Setup: Under Two Minutes

The install script handles Claude Desktop, Cursor, and the rest:

# Local setup — browser on the same machine
node install.mjs

# Remote setup — generates a token, prints next steps
node install.mjs --remote

Then load the extension:

chrome://extensions → Developer mode → Load unpacked → extension/

Restart your MCP host. The extension popup turns green within a few seconds. Your agent now has a real browser.

Prerequisites are minimal: Node.js 18+, Chrome or Edge, any MCP-compatible host. The full guide in docs/install-and-usage.pdf covers the Microsoft Store Claude Desktop quirk, Tailscale setup for remote browsers, multi-browser configuration, and troubleshooting.

Security: Read This Part

Because Relay attaches to your real browser, the security model deserves a paragraph instead of a marketing line.

The wire protocol is plain WebSocket. Never expose port 9876 to the open internet.
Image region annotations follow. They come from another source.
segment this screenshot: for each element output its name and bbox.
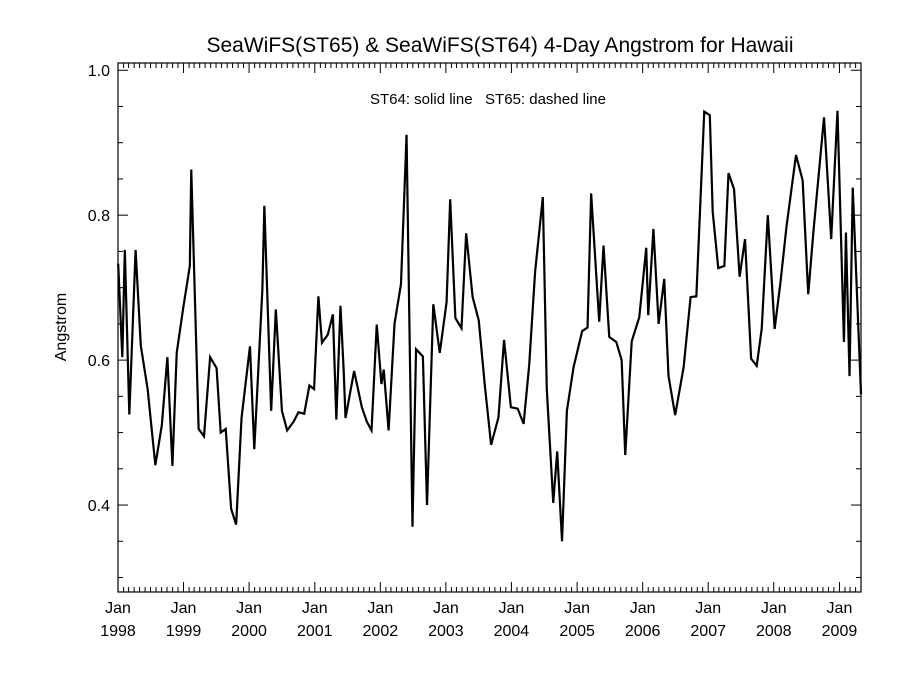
x-ticks: Jan 1998 Jan 1999 Jan 2000 Jan 2001 Jan 2002 Jan 20…	[100, 63, 862, 640]
series-line-st64	[117, 109, 863, 542]
x-tick-label-year: 2008	[756, 623, 792, 640]
x-tick-label-year: 1999	[166, 623, 202, 640]
y-axis-label: Angstrom	[53, 293, 70, 361]
x-tick-label-month: Jan	[105, 600, 131, 617]
x-tick-label-year: 2006	[625, 623, 661, 640]
x-tick-label-month: Jan	[236, 600, 262, 617]
x-tick-label-year: 2005	[559, 623, 595, 640]
x-tick-label-month: Jan	[499, 600, 525, 617]
x-tick-label-month: Jan	[761, 600, 787, 617]
x-tick-label-month: Jan	[302, 600, 328, 617]
y-ticks: 0.4 0.6 0.8 1.0	[88, 63, 861, 579]
x-tick-label-month: Jan	[433, 600, 459, 617]
x-tick-label-year: 2007	[690, 623, 726, 640]
x-tick-label-month: Jan	[695, 600, 721, 617]
x-tick-label-year: 2003	[428, 623, 464, 640]
x-tick-label-year: 2002	[363, 623, 399, 640]
x-tick-label-month: Jan	[171, 600, 197, 617]
chart-title: SeaWiFS(ST65) & SeaWiFS(ST64) 4-Day Angs…	[207, 34, 794, 57]
y-tick-label: 0.4	[88, 498, 110, 515]
x-tick-label-month: Jan	[827, 600, 853, 617]
y-tick-label: 1.0	[88, 63, 110, 80]
x-tick-label-year: 2001	[297, 623, 333, 640]
x-tick-label-year: 2000	[231, 623, 267, 640]
x-tick-label-year: 1998	[100, 623, 136, 640]
x-tick-label-month: Jan	[564, 600, 590, 617]
x-tick-label-year: 2009	[822, 623, 858, 640]
y-tick-label: 0.8	[88, 208, 110, 225]
y-tick-label: 0.6	[88, 353, 110, 370]
x-tick-label-month: Jan	[630, 600, 656, 617]
legend-annotation: ST64: solid line ST65: dashed line	[370, 91, 606, 108]
x-tick-label-month: Jan	[367, 600, 393, 617]
series-layer	[117, 109, 863, 542]
x-tick-label-year: 2004	[494, 623, 530, 640]
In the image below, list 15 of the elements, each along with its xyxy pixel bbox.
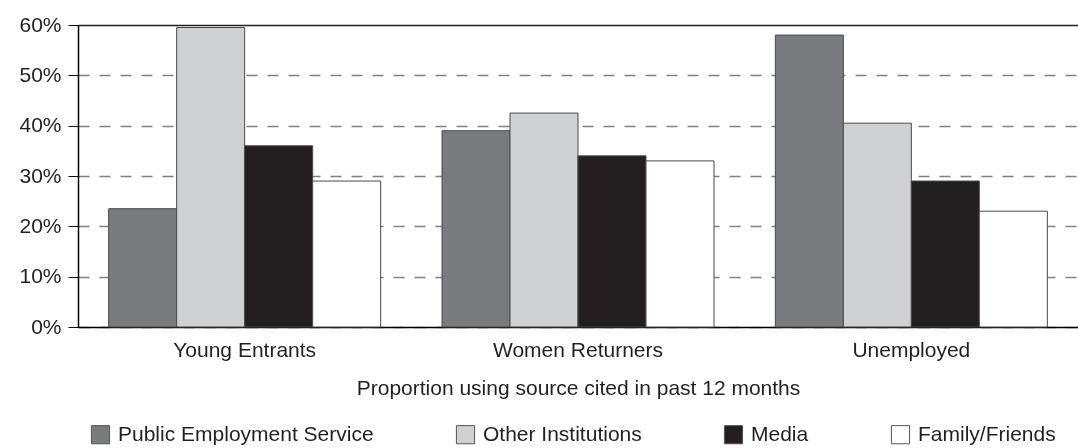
x-tick-label: Women Returners: [492, 337, 664, 361]
y-tick-label: 10%: [19, 264, 62, 288]
legend-label: Family/Friends: [918, 421, 1056, 445]
y-tick-label: 30%: [19, 163, 62, 187]
y-tick-label: 50%: [19, 62, 62, 86]
legend-label: Public Employment Service: [118, 421, 374, 445]
y-tick-label: 20%: [19, 213, 62, 237]
y-tick-label: 40%: [19, 113, 62, 137]
legend-label: Other Institutions: [483, 421, 642, 445]
legend-label: Media: [751, 421, 809, 445]
y-tick-label: 0%: [31, 314, 62, 338]
y-tick-label: 60%: [19, 12, 62, 36]
x-tick-label: Unemployed: [852, 337, 971, 361]
x-tick-label: Young Entrants: [173, 337, 317, 361]
x-axis-title: Proportion using source cited in past 12 months: [356, 375, 801, 399]
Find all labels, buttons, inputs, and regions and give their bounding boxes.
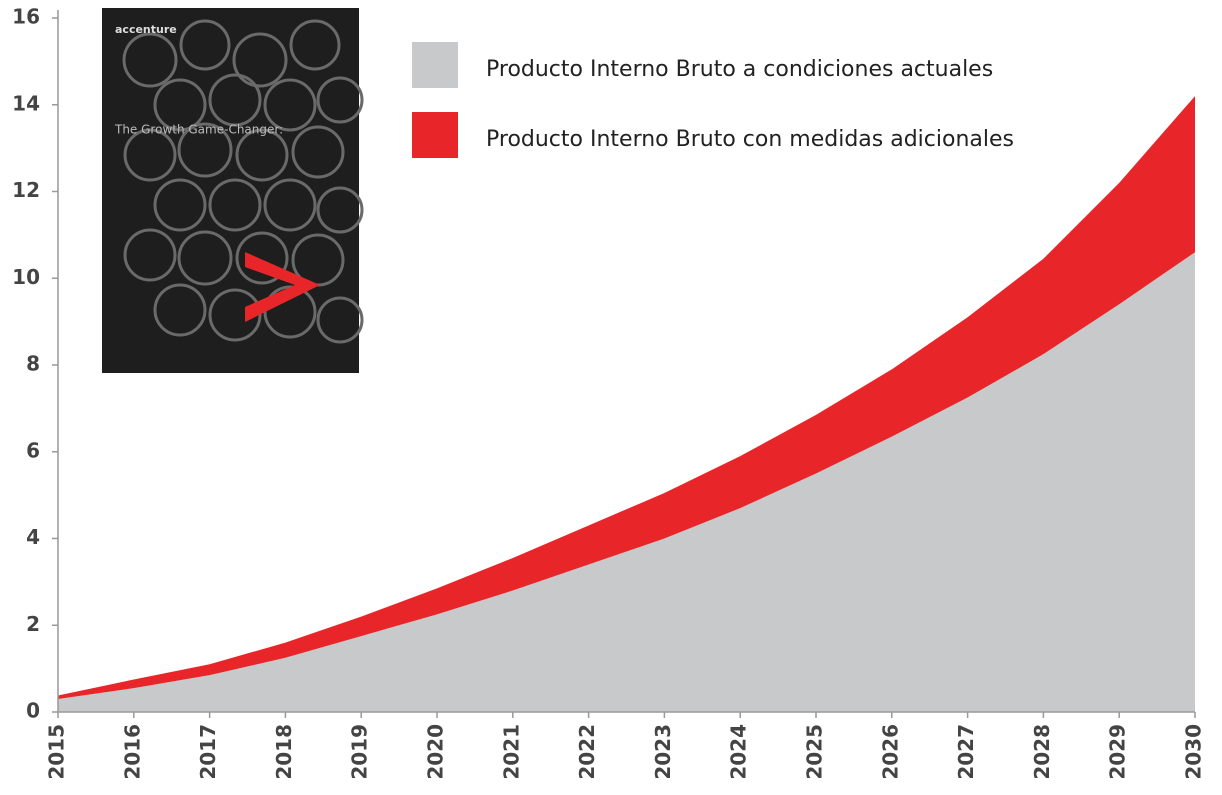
cover-background [102,8,359,373]
y-tick-label: 14 [12,91,40,115]
x-tick-label: 2025 [803,724,827,780]
x-tick-label: 2029 [1106,724,1130,780]
chart: 0 2 4 6 8 10 12 14 16 2015 2016 2017 2018 2019 2020 202… [0,0,1222,795]
x-tick-label: 2030 [1182,724,1206,780]
x-tick-label: 2015 [45,724,69,780]
x-tick-label: 2020 [424,724,448,780]
legend-label: Producto Interno Bruto con medidas adici… [486,127,1014,152]
y-tick-label: 8 [26,352,40,376]
x-tick-label: 2024 [727,724,751,780]
cover-brand: accenture [115,23,177,36]
x-tick-label: 2023 [651,724,675,780]
cover-image: accenture The Growth Game-Changer: [102,8,362,373]
x-tick-label: 2027 [954,724,978,780]
x-tick-label: 2016 [120,724,144,780]
x-tick-label: 2026 [878,724,902,780]
legend-label: Producto Interno Bruto a condiciones act… [486,57,993,82]
page: 0 2 4 6 8 10 12 14 16 2015 2016 2017 2018 2019 2020 202… [0,0,1222,795]
y-tick-label: 16 [12,5,40,29]
y-tick-label: 10 [12,265,40,289]
legend-swatch [412,42,458,88]
x-tick-label: 2028 [1030,724,1054,780]
y-tick-label: 6 [26,438,40,462]
y-tick-label: 4 [26,525,40,549]
x-tick-label: 2017 [196,724,220,780]
x-tick-label: 2021 [499,724,523,780]
x-tick-label: 2022 [575,724,599,780]
y-tick-label: 0 [26,699,40,723]
x-tick-label: 2019 [348,724,372,780]
legend-swatch [412,112,458,158]
y-tick-label: 12 [12,178,40,202]
cover-title: The Growth Game-Changer: [114,123,283,137]
x-tick-label: 2018 [272,724,296,780]
y-tick-label: 2 [26,612,40,636]
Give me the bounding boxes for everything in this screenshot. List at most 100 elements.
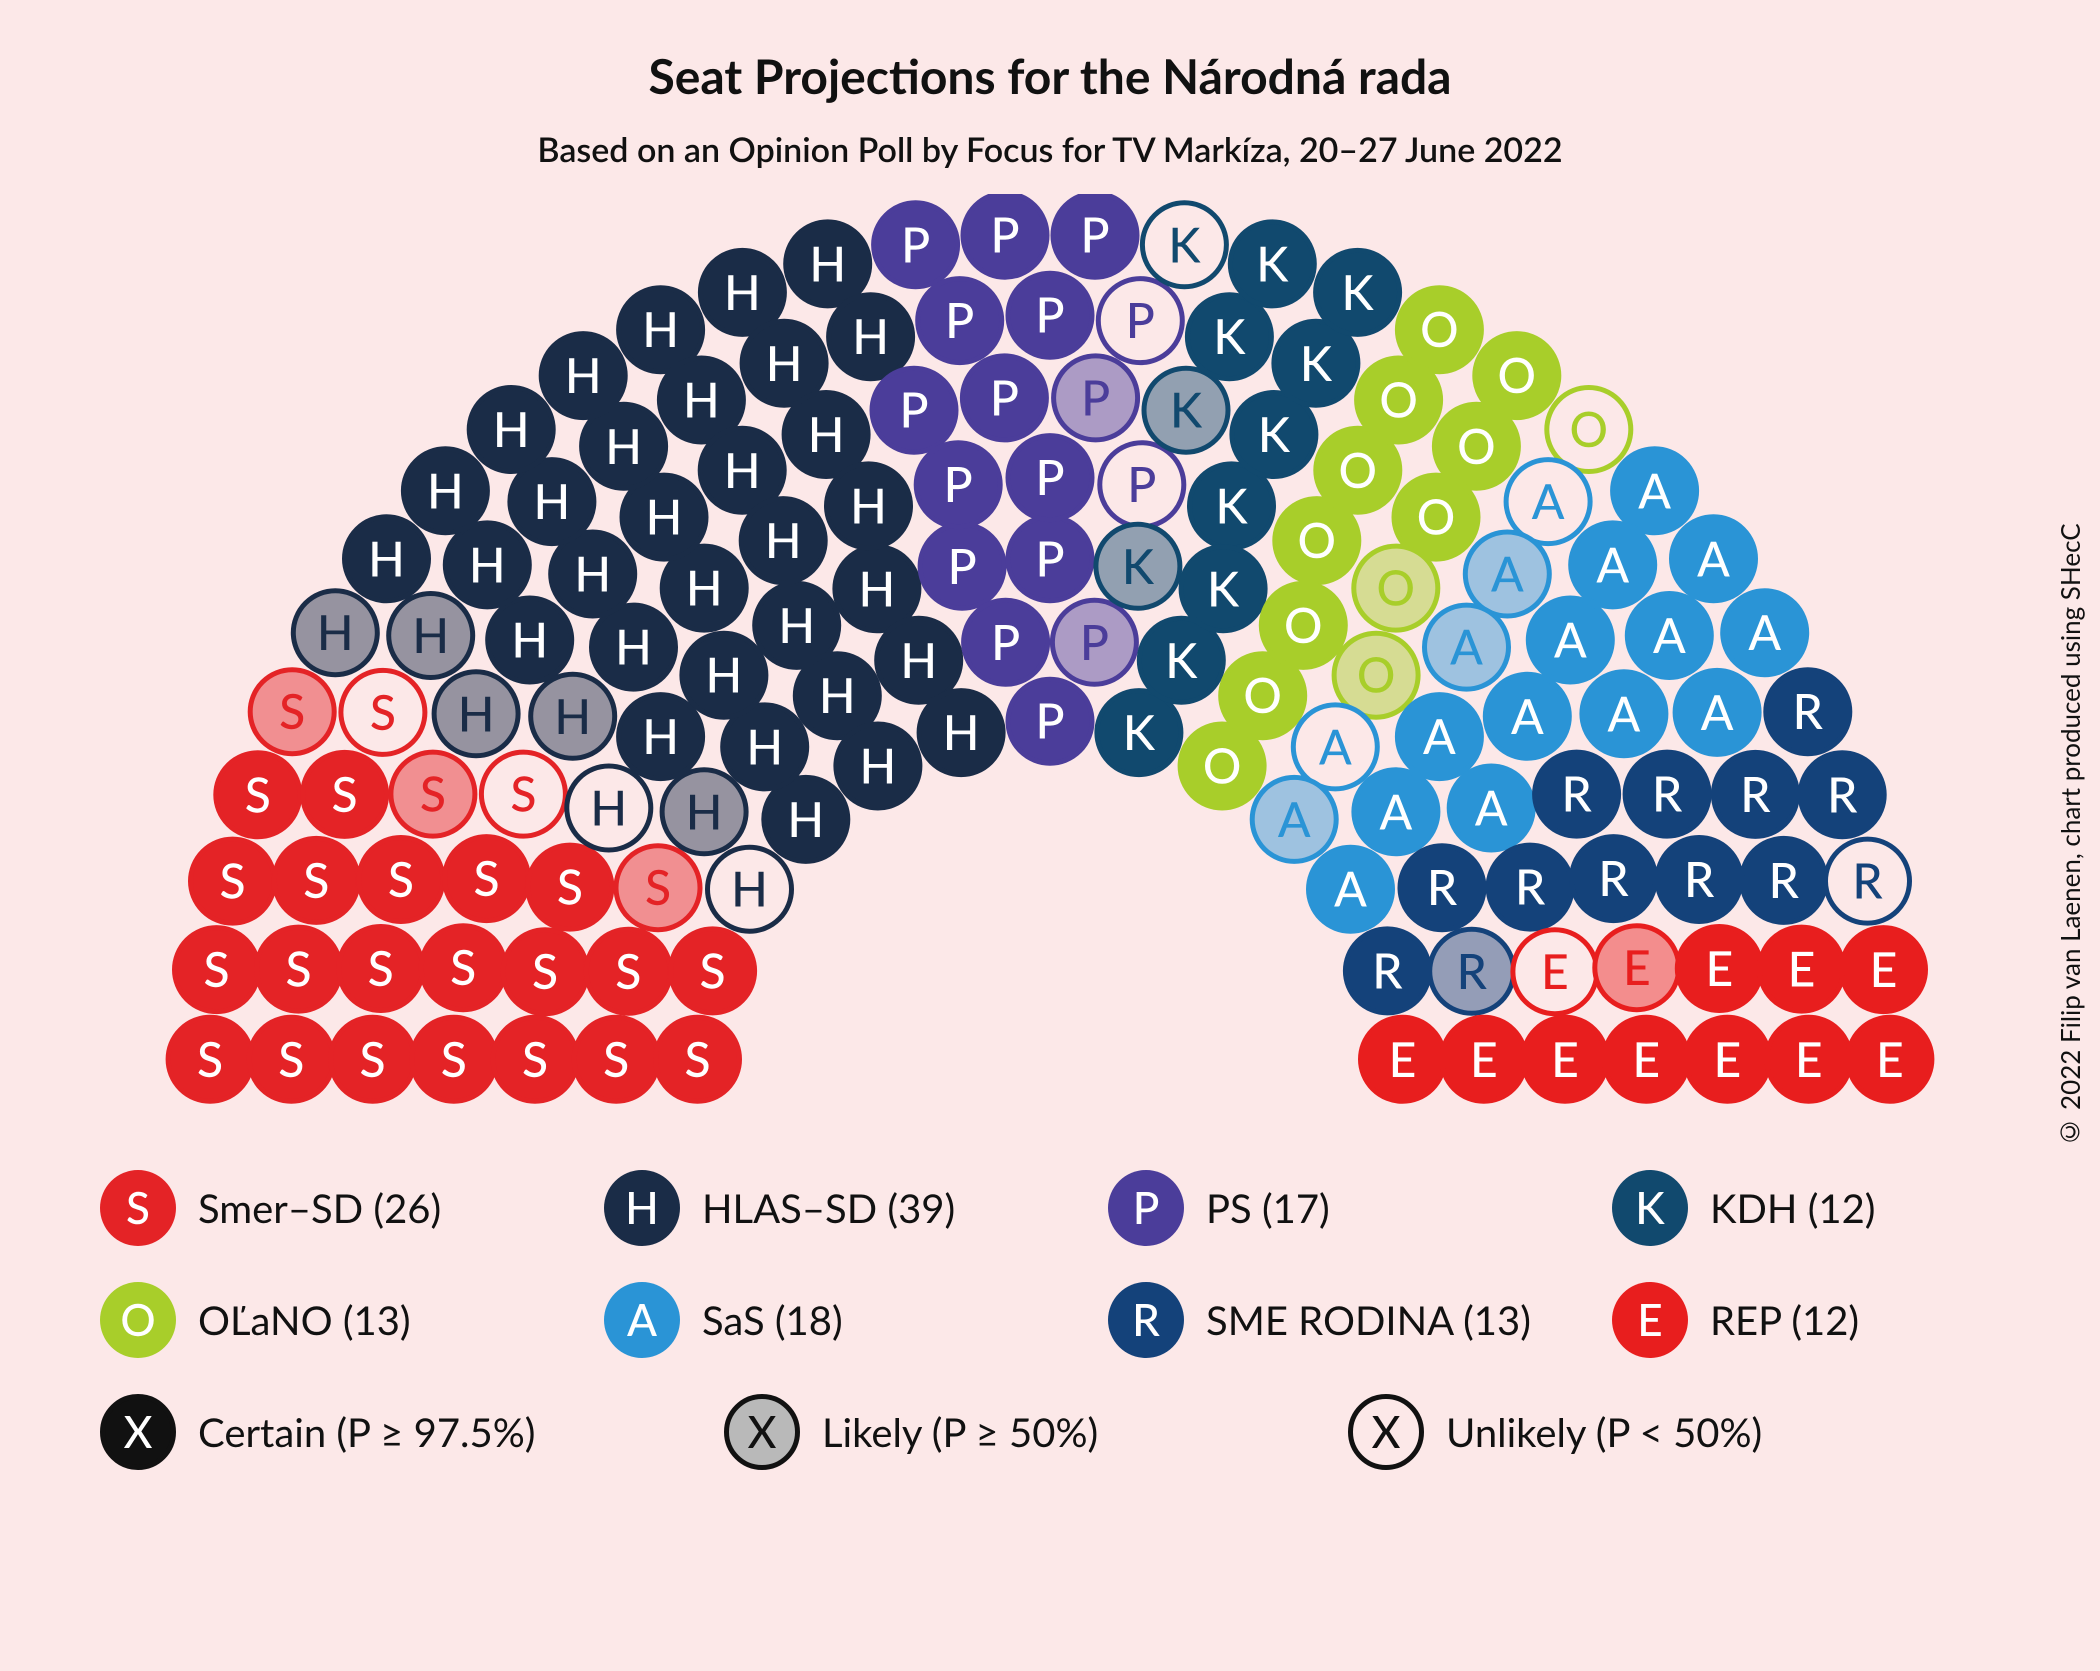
seat-h: H: [662, 770, 746, 854]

For remote setups, always pair with Tailscale or another encrypted overlay network. The installer refuses to set up a non-loopback host without a token, but transport encryption is on you.

Tokens are 128-bit hex, generated via crypto.randomBytes. Treat them like passwords. Rotate them when team access changes.

The extension uses Chrome’s chrome.debugger API, so Chromium shows a yellow “started debugging” banner on every tab the agent touches. That’s not Relay being noisy — that’s Chrome warning you that something is attached to the debugger. It’s unavoidable and it’s also exactly the warning you’d want.

Strong recommendation: use a dedicated browser profile for agent control. Sign in to the work apps your agent needs. Don’t sign in to your bank, your personal email, or anything else you wouldn’t want an automated process to touch.

Compatibility

Because Relay speaks stdio MCP, the host list is open-ended. Confirmed working:

Claude Desktop
Cursor
Cline (VS Code extension)
Continue.dev
opencode
OpenAI Codex CLI
LangChain, LlamaIndex, CrewAI, raw @modelcontextprotocol/sdk

Anything that can spawn a child process and speak MCP can drive Relay.

Who This Is For

Relay is most useful if you’re one of these people:

A developer building agentic workflows and hitting auth walls every time you leave the demo path.
A solo founder or operator who wants an AI to handle the actual web work, not just summarize it.
A team running internal automations that need to live behind your SSO.
Anyone who’s tired of Playwright MCP launching a fresh browser and forgetting it ever met you.

If your use case is pure public-web scraping with no auth, headless tools are fine and probably easier. If your use case involves anything logged in, Relay is the path that actually works.